“I hate you! … but call me …”
Five American GIs stationed near Gelnhausen in Germany in 1964 got bored and angry. And after their military careers ended, they stayed. They gradually formed a band, first called themselves the Torquays, but then shaved the top of their heads in rough tonsures, and dressed, controversially, as Catholic monks, and created one what is now regarded as a lost classic album, 1965’s Black Monks Time.
Humorous, stompy, garage rock came out in bizarre forms, including shrill vocals led by Gary Burger, feedback, guitarist Dave Day and his six-string banjo, and Larry Clark’s eccentric organ sound.

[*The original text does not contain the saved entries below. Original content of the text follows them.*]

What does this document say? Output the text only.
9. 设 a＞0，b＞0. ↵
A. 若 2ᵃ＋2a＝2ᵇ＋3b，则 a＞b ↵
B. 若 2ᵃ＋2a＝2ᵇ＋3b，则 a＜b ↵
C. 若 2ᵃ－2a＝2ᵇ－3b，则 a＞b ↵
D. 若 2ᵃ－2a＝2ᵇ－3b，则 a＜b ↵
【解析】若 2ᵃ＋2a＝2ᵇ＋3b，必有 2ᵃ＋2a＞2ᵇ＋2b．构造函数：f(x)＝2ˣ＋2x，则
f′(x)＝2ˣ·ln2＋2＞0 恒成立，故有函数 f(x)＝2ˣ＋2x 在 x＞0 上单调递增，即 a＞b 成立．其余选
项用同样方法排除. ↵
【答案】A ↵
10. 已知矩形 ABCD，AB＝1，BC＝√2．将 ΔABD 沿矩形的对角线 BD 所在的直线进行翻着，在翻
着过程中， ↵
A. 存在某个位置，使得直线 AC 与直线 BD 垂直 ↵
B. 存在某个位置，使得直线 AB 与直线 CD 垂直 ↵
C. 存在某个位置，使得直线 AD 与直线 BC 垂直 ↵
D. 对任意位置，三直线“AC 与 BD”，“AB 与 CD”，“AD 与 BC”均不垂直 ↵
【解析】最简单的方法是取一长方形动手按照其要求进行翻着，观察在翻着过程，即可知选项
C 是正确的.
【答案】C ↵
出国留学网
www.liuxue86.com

I Hate You, summing up a relationship obsession, typifies this style, and continues from yesterday’s ironic, righteous anger in Lou Reed’s Sick of You. The Monks themselves were sick of the Vietnam War, though sadly it was far from over, and the album is full of oblique references to it, but their label Polydor refused to distribute in the US because of this. The Monks disbanded in 1967, and that was it, apart from a brief reunion in 1999.

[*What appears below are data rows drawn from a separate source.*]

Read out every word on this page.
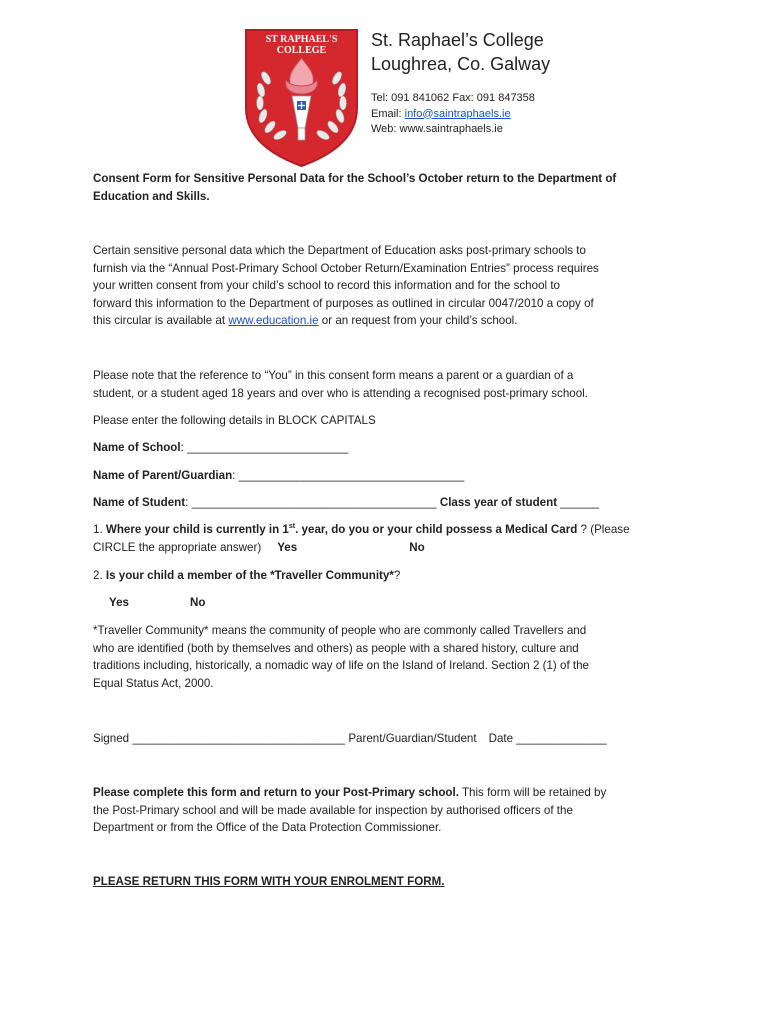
ST RAPHAEL'S
COLLEGE
St. Raphael’s College
Loughrea, Co. Galway
Tel: 091 841062 Fax: 091 847358
Email: info@saintraphaels.ie
Web: www.saintraphaels.ie
Consent Form for Sensitive Personal Data for the School’s October return to the Department of
Education and Skills.
Certain sensitive personal data which the Department of Education asks post-primary schools to
furnish via the “Annual Post-Primary School October Return/Examination Entries” process requires
your written consent from your child’s school to record this information and for the school to
forward this information to the Department of purposes as outlined in circular 0047/2010 a copy of
this circular is available at www.education.ie or an request from your child’s school.
Please note that the reference to “You” in this consent form means a parent or a guardian of a
student, or a student aged 18 years and over who is attending a recognised post-primary school.
Please enter the following details in BLOCK CAPITALS
Name of School: _________________________
Name of Parent/Guardian: ___________________________________
Name of Student: ______________________________________ Class year of student ______
1. Where your child is currently in 1st. year, do you or your child possess a Medical Card ? (Please
CIRCLE the appropriate answer) Yes	No
2. Is your child a member of the *Traveller Community*?
Yes	No
*Traveller Community* means the community of people who are commonly called Travellers and
who are identified (both by themselves and others) as people with a shared history, culture and
traditions including, historically, a nomadic way of life on the Island of Ireland. Section 2 (1) of the
Equal Status Act, 2000.
Signed _________________________________ Parent/Guardian/Student Date ______________
Please complete this form and return to your Post-Primary school. This form will be retained by
the Post-Primary school and will be made available for inspection by authorised officers of the
Department or from the Office of the Data Protection Commissioner.
PLEASE RETURN THIS FORM WITH YOUR ENROLMENT FORM.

Yet their legacy is huge. Julian Cope has charted their contribution to the beginnings of krautrock, and said, in his book on the subject: “The Monks' Black Monk Time is a gem born of isolation and the horrible deep-down knowledge that no one is really listening to what you’re saying.” As well as garage, they also had an influence on many other artists from punk to rock, including Iggy Pop, and remain much admired by Jack White and Mark E Smith. Monks songs I Hate You and Oh How to Do Now are covered on The Fall’s 1990 album Extricate, and another, Shut Up, is on their 1994 album Middle Class Revolt. That's quite an accolade.